Il définit six défis :

  • l’essor démographique,
  • l’emploi,
  • la formation et l’enseignement
  • l’environnement
  • la lutte contre la dualisation de la ville
  • la mobilité
  • l’internationalisation.

Quatre objectifs sont prioritaires :

  • le logement
  • les équipements
  • l’économie
  • la mobilité.

Afin d’essayer d’aboutir à une vision concertée à l’issue de l’enquête publique qui doit encore avoir lieu, le Gouvernement a décidé d’organiser une phase de consultation « des forces vives de la Région », selon une procédure moins formelle.

Qu’en pense la Commune d’Uccle ?

Même si on ne se situe pas encore au stade de l’enquête publique, il suffit de lire l’Avis qu’elle a envoyé à la Région en mars pour constater qu’elle n’est pas très heureuse ; c’est un euphémisme.

Plusieurs des critiques qu’elle émet - à juste titre – proviennent de ce que ce Plan a été élaboré sans la moindre consultation de la Commune, comme des autres Communes d’ailleurs. Or, qui possède une bonne connaissance du terrain ? Qui peut le mieux dire sans se tromper quelle est la situation existante de droit ? C’est évidemment le service de l’urbanisme de chaque Commune.

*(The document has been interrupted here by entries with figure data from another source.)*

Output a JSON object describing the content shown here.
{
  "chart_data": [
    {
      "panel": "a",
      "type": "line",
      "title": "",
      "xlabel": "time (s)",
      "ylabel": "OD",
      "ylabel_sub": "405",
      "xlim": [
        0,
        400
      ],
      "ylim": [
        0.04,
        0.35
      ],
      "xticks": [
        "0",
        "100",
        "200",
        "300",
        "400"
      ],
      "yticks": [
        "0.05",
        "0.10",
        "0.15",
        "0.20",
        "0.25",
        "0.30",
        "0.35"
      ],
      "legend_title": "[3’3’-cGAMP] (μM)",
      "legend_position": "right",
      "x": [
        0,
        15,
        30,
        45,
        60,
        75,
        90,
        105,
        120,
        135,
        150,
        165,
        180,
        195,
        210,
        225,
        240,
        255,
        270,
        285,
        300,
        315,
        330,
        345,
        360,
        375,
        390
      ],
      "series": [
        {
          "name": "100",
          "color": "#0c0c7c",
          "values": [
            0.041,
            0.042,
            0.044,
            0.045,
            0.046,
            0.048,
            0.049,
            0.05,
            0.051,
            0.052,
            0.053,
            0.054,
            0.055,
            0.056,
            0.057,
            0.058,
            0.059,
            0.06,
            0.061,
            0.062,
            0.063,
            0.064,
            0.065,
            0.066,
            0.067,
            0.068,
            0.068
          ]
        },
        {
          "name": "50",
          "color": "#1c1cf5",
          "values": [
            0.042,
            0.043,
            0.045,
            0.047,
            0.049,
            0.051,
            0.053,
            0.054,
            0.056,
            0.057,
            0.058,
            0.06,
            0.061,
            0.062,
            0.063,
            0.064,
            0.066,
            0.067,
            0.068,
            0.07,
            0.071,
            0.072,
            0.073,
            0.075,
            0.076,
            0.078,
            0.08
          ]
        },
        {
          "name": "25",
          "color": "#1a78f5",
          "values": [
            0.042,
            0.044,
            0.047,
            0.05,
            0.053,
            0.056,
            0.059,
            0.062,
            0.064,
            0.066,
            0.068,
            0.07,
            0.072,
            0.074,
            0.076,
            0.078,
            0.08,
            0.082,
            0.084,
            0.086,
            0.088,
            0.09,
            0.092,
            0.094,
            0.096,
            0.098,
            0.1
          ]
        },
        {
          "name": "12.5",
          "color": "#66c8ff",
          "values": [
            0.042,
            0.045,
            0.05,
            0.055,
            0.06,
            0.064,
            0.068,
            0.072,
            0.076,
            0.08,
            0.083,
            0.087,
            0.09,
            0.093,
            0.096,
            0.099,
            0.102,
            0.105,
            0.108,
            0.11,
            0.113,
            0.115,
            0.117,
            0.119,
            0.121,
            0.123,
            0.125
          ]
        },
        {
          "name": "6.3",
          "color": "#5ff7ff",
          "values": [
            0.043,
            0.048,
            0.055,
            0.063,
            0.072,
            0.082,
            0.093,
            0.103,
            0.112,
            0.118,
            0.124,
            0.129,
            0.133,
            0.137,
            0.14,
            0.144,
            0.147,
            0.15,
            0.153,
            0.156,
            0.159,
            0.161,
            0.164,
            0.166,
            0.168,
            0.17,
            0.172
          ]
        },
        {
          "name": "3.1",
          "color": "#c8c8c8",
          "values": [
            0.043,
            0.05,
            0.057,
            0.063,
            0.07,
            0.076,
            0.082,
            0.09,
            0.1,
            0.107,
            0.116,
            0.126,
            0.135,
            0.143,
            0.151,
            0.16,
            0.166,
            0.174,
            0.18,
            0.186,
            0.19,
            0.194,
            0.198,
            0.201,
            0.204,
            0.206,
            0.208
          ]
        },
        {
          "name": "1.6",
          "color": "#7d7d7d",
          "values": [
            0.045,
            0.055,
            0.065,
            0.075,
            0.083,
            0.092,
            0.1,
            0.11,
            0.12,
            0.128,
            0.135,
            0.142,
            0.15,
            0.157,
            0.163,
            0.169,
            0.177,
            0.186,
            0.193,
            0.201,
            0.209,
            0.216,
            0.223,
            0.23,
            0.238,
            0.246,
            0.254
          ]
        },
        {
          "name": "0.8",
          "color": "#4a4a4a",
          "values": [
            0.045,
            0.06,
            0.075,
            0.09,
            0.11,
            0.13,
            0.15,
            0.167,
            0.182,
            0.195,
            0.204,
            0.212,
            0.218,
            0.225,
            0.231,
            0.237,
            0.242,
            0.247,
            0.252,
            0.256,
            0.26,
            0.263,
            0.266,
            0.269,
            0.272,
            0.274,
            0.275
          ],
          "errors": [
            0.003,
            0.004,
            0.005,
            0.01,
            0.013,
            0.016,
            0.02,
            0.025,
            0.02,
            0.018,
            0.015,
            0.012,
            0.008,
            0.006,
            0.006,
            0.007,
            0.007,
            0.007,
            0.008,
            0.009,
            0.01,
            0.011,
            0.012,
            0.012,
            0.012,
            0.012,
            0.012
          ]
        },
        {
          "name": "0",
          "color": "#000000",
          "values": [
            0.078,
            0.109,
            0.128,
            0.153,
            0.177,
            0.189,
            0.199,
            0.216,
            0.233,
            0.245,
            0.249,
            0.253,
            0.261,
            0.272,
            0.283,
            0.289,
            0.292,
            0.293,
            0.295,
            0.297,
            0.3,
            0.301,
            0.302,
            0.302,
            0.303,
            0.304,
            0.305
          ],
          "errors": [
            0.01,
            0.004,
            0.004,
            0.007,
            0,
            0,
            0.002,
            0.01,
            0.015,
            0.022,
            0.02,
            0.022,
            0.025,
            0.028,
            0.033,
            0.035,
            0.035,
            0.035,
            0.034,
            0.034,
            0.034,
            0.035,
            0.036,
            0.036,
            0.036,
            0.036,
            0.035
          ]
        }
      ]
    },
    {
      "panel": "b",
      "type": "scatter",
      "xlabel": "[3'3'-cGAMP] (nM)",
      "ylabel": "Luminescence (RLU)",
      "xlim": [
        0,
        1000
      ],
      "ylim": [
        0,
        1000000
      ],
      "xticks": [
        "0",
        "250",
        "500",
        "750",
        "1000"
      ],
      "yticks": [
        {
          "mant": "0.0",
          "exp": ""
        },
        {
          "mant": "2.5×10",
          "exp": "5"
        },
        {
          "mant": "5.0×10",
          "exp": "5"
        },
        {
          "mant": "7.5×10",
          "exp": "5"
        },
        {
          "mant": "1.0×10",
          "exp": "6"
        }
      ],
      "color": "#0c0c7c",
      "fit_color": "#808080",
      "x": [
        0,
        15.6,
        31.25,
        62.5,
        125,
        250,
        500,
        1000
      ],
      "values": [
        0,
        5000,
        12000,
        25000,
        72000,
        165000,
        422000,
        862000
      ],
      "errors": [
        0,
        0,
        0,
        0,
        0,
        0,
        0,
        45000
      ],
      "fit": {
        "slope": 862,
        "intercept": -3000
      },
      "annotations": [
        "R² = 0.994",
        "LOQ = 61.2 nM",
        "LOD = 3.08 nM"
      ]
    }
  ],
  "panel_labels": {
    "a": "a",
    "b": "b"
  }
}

En se privant de la collaboration des Communes, les fonctionnaires régionaux se sont inévitablement lancés dans des propositions parfois incohérentes et souvent peu appropriées.

De plus, la Commune relève l’absence ou le peu de prise en compte du territoire ucclois, notamment en terme de rénovation urbaine, et pour les quelques propositions émises l’absence de prise en compte de la situation existante de fait ou de l’existence de plans particuliers d’affectation du sol.

En mettant le doigt sur la structure complexe du document (qui l’est parfois tellement que même les auteurs s’y perdent en renvoyant à des passages ou chapitres inexistants), la Commune va jusqu’à dire que le document ne semble pas avoir été suffisamment relu transversalement : structure difficile à appréhender, tableaux non assortis de légendes détaillées, prise en compte de données dépassées, recours à de nouveaux concepts et à une terminologie non définie dans un glossaire, etc… Pour couronner le tout, le fait que l’évaluation des incidences environnementales n’ait pas été mise à disposition ne permet simplement pas de s’y référer…

En ce qui concerne le projet de ville :

La Commune s’interroge, pour l’avenir de la ville et la cohérence des quartiers, sur la volonté de densifier à tout prix le logement. Celle-ci conduit à des propositions irréalistes qui ne tiennent pas compte du bâti existant, comme par exemple l’idée phare de créer de nouvelles tours à Bruxelles . Le projet de PRDD propose par exemple à Uccle des tours « génériques » à St-Job, à Calevoet et au Moensberg !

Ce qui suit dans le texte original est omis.